For years, heading into the Great Recession and out through the anemic recovery, we'd seen a string of quarterly revenue forecasts each revised lower than the last. That resulted not only in bitter biennial budget writing sessions, but also in contentious supplemental budget battles during the intervening sessions, as lawmakers scraped to trim mid-budget spending in the face of lower than expected revenue. But barring some sort of congressional-induced economic collapse, the 2014 legislative session should break that pattern. The only budget debate this coming session will likely be over how to spend the extra money, and dollars to donuts the bulk of that new revenue will go toward court-mandated K-12 spending and padding our dangerously thin budget reserves. So don't expect budgetary fireworks this coming session.

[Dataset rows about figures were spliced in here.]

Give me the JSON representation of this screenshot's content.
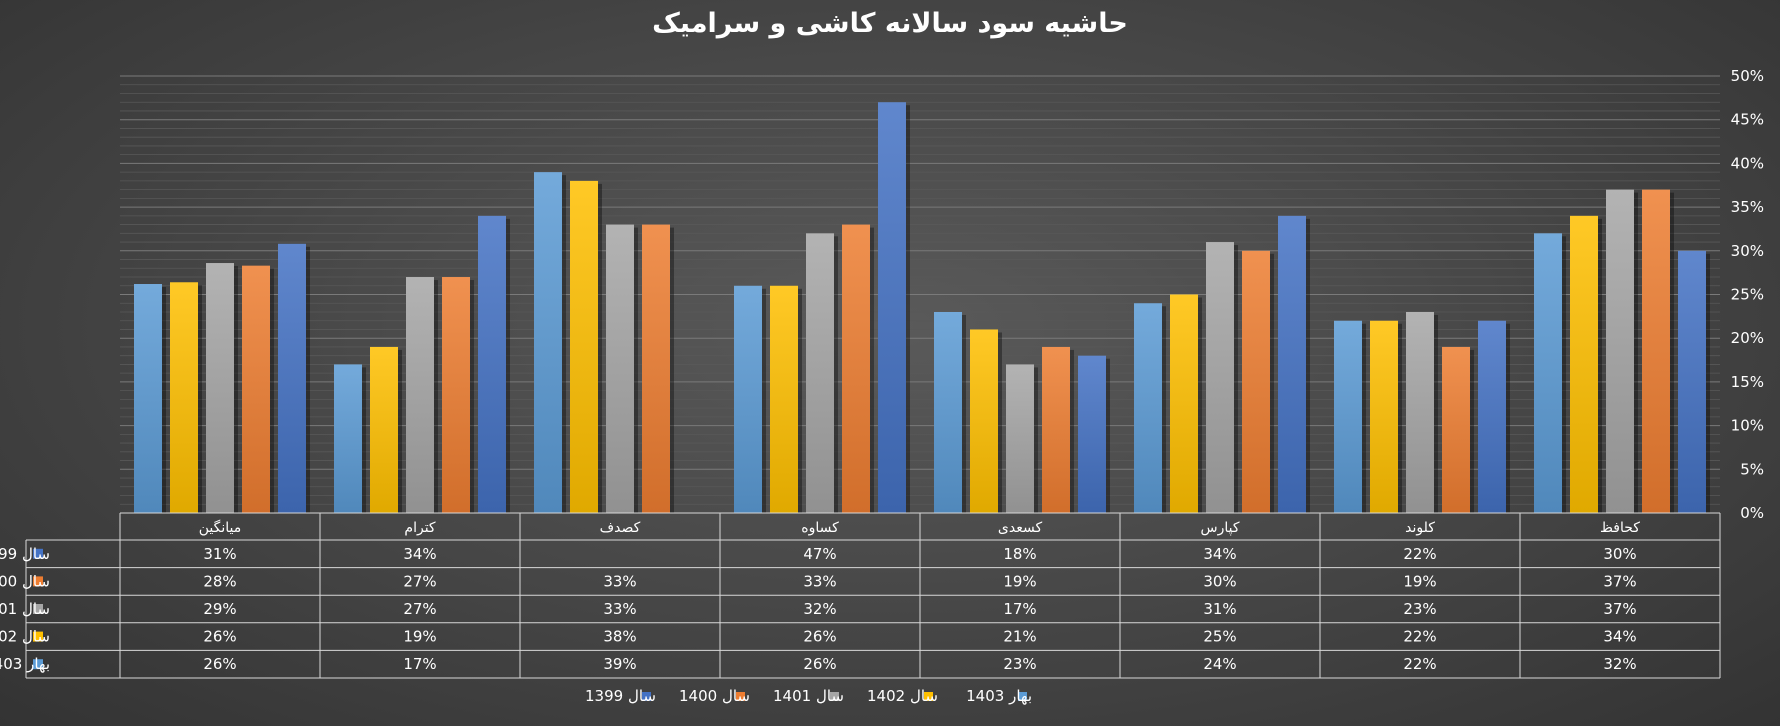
{
  "chart_data": {
    "type": "bar",
    "title": "حاشیه سود سالانه کاشی و سرامیک",
    "categories": [
      "کحافظ",
      "کلوند",
      "کپارس",
      "کسعدی",
      "کساوه",
      "کصدف",
      "کترام",
      "میانگین"
    ],
    "ylim": [
      0,
      50
    ],
    "y_ticks": [
      "0%",
      "5%",
      "10%",
      "15%",
      "20%",
      "25%",
      "30%",
      "35%",
      "40%",
      "45%",
      "50%"
    ],
    "grid": true,
    "legend_position": "bottom",
    "series": [
      {
        "name": "بهار 1403",
        "color": "#5b9bd5",
        "values": [
          32,
          22,
          24,
          23,
          26,
          39,
          17,
          26.2
        ],
        "labels": [
          "32%",
          "22%",
          "24%",
          "23%",
          "26%",
          "39%",
          "17%",
          "26%"
        ]
      },
      {
        "name": "سال 1402",
        "color": "#ffc000",
        "values": [
          34,
          22,
          25,
          21,
          26,
          38,
          19,
          26.4
        ],
        "labels": [
          "34%",
          "22%",
          "25%",
          "21%",
          "26%",
          "38%",
          "19%",
          "26%"
        ]
      },
      {
        "name": "سال 1401",
        "color": "#a5a5a5",
        "values": [
          37,
          23,
          31,
          17,
          32,
          33,
          27,
          28.6
        ],
        "labels": [
          "37%",
          "23%",
          "31%",
          "17%",
          "32%",
          "33%",
          "27%",
          "29%"
        ]
      },
      {
        "name": "سال 1400",
        "color": "#ed7d31",
        "values": [
          37,
          19,
          30,
          19,
          33,
          33,
          27,
          28.3
        ],
        "labels": [
          "37%",
          "19%",
          "30%",
          "19%",
          "33%",
          "33%",
          "27%",
          "28%"
        ]
      },
      {
        "name": "سال 1399",
        "color": "#4472c4",
        "values": [
          30,
          22,
          34,
          18,
          47,
          null,
          34,
          30.8
        ],
        "labels": [
          "30%",
          "22%",
          "34%",
          "18%",
          "47%",
          "",
          "34%",
          "31%"
        ]
      }
    ],
    "table_row_order": [
      "سال 1399",
      "سال 1400",
      "سال 1401",
      "سال 1402",
      "بهار 1403"
    ],
    "legend_order": [
      "سال 1399",
      "سال 1400",
      "سال 1401",
      "سال 1402",
      "بهار 1403"
    ]
  }
}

Not that there should be any. For despite this vaguely positive revenue forecast, tax collections continue to come in far below the level necessary to maintain current services at constant levels, let alone spend the billions a year more on K-12 education that the Supreme Court's McCleary decision has demanded. Yes, state revenues are projected to come in at a record high, but not when you adjust for inflation. Indeed, according to an analysis from the Washington State Budget & Policy Center, inflation-adjusted state revenue isn't projected to surpass the 2008 peak until 2017:
Washington State Budget & Policy Center
Nearly a decade after the economic collapse, inflation-adjusted state revenue will have barely crept up above pre-recession levels—and that's after nearly a decade of population and economic growth. That's unsustainable. And there's no projected jump in revenue after that. Without tax structure reform—finding the will and the way to tax income and extend the sales tax to growing segments of our service economy—state revenue simply cannot keep up with growth in demand for state services.
Or to put the crisis in more immediate terms, without new taxes, the legislature simply cannot meet the court-ordered K-12 funding requirements demanded under McCleary. To be clear, Washington State is facing a constitutional crisis. The court has ordered billions of dollars a year more for public education, an order with which the legislature will not comply. Yet the court lacks the authority to levy taxes. So how does the court enforce its will?
That's the crisis legislators better get a head start on this session. Without a supplemental budget battle to take up their time, they need to start laying the political groundwork for the substantial tax increases that will be necessary to both avoid a default on McCleary, and to sustain the public services and investments necessary to assure Washington's future economic growth.